64% of the country music audience is in the powerful 25 - 54 age
group, the peak buying years for American consumers.
http://answers.google.com/answers/threadview?id=514540
"Each week over 43,875,000 adults listen to country radio stations nationwide. More radio stations continue to program Country music than any other format."
http://www.cmaworld.com/media/pdf/ma...tener_2003.pdf
WQDR, the Triangle's top-rated station, is also the only country
station in the top 15. So its listener audience provides a good
snapshot of the local fan base for country music. Here's a statistical look at the audience of the Triangle's dominant country station, WQDR, 94.7 FM:
HOW THEY LIVE
42 percent own homes with a value of $125,000 to $199,000
56.3 percent have no children. [NOTE: this should please you]

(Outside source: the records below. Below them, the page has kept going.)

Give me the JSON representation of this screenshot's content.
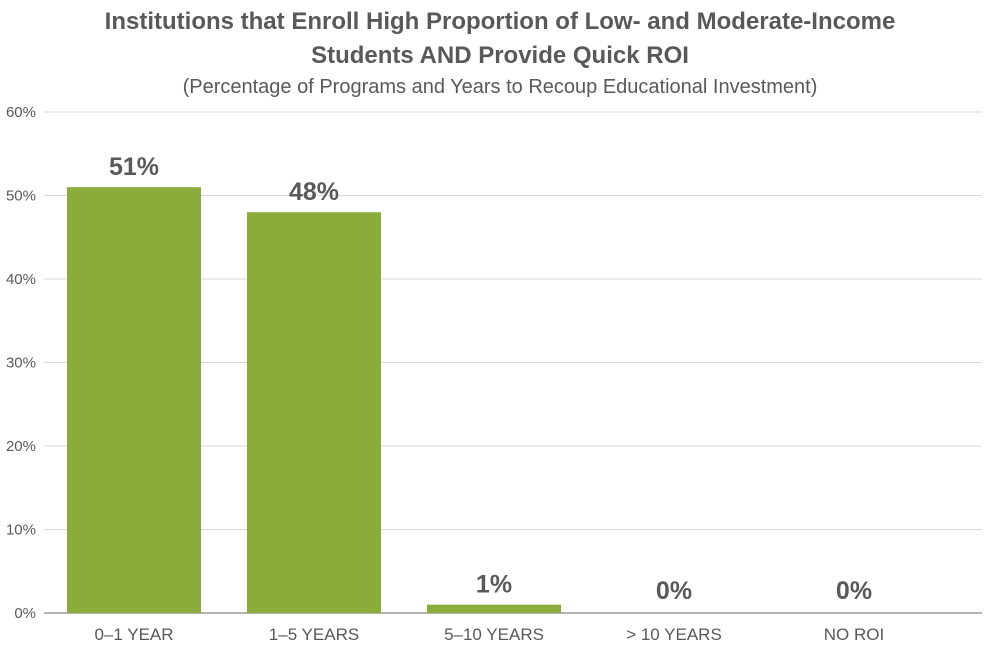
{
  "chart_data": {
    "type": "bar",
    "title_line1": "Institutions that Enroll High Proportion of Low- and Moderate-Income",
    "title_line2": "Students AND Provide Quick ROI",
    "subtitle": "(Percentage of Programs and Years to Recoup Educational Investment)",
    "categories": [
      "0–1 YEAR",
      "1–5 YEARS",
      "5–10 YEARS",
      "> 10 YEARS",
      "NO ROI"
    ],
    "values": [
      51,
      48,
      1,
      0,
      0
    ],
    "data_labels": [
      "51%",
      "48%",
      "1%",
      "0%",
      "0%"
    ],
    "ylim": [
      0,
      60
    ],
    "yticks": [
      0,
      10,
      20,
      30,
      40,
      50,
      60
    ],
    "ytick_labels": [
      "0%",
      "10%",
      "20%",
      "30%",
      "40%",
      "50%",
      "60%"
    ],
    "xlabel": "",
    "ylabel": "",
    "grid": true,
    "legend": "none",
    "bar_color": "#8aac3b",
    "grid_color": "#d9d9d9",
    "text_color": "#595959"
  }
}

Reports show that nearly 42 million adults listen
to Country Radio on a weekly basis. A listener profile shows that
almost 43 percent of adult Country Radio listeners are between the
ages of 25-44. Country Radio reaches more adults than any other
format, with a weekly cumulative rating of adults 18 years and older
at nearly 21 percent, making it America?s leading radio format.
http://answers.google.com/answers/threadview?id=514540
I wonder what the stats for music that didn't have such "limited appeal" [sic] would look like?
The real issue is that you don't like the music. But disguising your taste by cloaking it under objectively false claims to actual expertise about its "limited appeal" makes for an intellectually dishonest contention.
And it sounds to me like the club's management is actually pretty savvy about tastes, no?